Soupçonnée d'évasion fiscale, Monica Bellucci dément

Mis à jour le 07/05/2018 à 17H09, publié le 07/05/2018 à 16H53
Monica Belluci à la 65e édition du festival du film de San Sebastian en Espagne, le 27 septembre 2017. 

Monica Belluci à la 65e édition du festival du film de San Sebastian en Espagne, le 27 septembre 2017. 

© Javi Julio / ANADOLU AGENCY

Elle dénonce, dans un communiqué, des "informations aussi malveillantes que foncièrement erronées relayées par certains médias sur ma situation fiscale". C'est un article de Médiapart qui a mis le feu aux poudres le jeudi 3 mai en avançant que l'administration fiscale française avait demandé aux autorités suisses des informations bancaires sur les avoirs de la comédienne détenus en Suisse.

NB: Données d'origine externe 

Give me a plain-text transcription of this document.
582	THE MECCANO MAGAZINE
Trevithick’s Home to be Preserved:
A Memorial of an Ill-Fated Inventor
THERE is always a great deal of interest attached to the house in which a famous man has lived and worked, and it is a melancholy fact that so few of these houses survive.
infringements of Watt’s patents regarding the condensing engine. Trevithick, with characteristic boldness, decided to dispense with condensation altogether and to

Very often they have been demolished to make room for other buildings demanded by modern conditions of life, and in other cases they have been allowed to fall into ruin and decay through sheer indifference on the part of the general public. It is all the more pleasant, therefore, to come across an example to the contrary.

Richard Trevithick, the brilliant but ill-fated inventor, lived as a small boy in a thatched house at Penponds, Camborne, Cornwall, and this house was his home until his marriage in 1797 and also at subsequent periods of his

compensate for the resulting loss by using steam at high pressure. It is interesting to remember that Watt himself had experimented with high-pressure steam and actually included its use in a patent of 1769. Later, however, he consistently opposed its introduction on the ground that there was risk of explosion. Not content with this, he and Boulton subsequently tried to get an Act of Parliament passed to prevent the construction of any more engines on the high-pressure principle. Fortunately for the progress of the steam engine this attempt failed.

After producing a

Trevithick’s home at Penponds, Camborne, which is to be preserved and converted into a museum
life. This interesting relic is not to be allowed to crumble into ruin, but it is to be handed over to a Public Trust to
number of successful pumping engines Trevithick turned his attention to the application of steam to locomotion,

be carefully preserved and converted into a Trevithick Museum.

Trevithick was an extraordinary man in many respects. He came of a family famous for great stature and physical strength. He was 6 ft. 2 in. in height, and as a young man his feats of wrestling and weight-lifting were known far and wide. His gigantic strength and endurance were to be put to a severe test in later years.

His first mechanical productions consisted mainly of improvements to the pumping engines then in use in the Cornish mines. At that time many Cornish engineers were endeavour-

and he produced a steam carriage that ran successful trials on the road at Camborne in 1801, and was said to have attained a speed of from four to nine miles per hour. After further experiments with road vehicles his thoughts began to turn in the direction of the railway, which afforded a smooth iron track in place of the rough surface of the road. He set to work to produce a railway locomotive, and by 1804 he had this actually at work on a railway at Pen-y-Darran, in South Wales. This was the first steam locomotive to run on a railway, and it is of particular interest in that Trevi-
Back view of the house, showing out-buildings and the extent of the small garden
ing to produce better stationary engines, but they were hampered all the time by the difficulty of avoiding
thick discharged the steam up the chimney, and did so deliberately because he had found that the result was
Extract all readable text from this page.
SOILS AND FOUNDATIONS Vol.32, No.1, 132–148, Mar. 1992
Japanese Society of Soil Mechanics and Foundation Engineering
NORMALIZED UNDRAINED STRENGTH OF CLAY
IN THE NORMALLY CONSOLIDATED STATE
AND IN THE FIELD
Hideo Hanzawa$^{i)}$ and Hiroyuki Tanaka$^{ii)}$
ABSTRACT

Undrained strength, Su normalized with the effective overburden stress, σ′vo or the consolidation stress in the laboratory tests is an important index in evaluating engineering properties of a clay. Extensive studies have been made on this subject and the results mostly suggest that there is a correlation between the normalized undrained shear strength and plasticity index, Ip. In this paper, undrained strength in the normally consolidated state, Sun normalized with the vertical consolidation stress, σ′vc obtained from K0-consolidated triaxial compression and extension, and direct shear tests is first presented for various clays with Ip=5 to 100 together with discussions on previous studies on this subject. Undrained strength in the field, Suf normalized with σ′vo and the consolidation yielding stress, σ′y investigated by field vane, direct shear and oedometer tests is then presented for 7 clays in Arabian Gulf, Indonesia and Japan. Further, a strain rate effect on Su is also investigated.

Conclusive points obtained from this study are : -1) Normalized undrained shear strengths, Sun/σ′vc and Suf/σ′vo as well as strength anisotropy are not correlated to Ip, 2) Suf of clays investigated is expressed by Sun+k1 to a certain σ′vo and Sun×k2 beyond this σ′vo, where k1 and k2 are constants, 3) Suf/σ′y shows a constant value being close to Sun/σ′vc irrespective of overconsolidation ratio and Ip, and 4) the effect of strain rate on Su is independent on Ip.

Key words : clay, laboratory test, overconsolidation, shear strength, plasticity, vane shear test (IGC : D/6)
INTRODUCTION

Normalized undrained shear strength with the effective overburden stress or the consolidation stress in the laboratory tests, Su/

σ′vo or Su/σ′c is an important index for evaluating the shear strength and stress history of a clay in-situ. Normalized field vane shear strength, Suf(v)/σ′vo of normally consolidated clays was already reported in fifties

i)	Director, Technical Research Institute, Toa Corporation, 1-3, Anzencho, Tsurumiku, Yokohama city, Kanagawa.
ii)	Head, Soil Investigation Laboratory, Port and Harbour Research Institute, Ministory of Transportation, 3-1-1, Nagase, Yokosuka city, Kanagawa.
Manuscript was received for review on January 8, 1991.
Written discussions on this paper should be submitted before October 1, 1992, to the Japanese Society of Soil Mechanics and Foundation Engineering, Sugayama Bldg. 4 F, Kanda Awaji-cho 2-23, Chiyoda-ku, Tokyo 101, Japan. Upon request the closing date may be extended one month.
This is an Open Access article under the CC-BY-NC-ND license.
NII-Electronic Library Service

"Bien que mes activités professionnelles s'exercent pour l'essentiel hors de France, j'ai choisi la résidence française. A ce titre, je paie mes impôts en France", a réagi l'ex maitresse de cérémonie du festival de Cannes 2017. "Lors du dernier contrôle de ma situation fiscale, j'ai transmis au fisc français tous les éléments d'information demandés et nécessaires pour régler ce dossier. Je suis entièrement à jour de mes obligations vis-à-vis de la France", a-t-elle ajouté."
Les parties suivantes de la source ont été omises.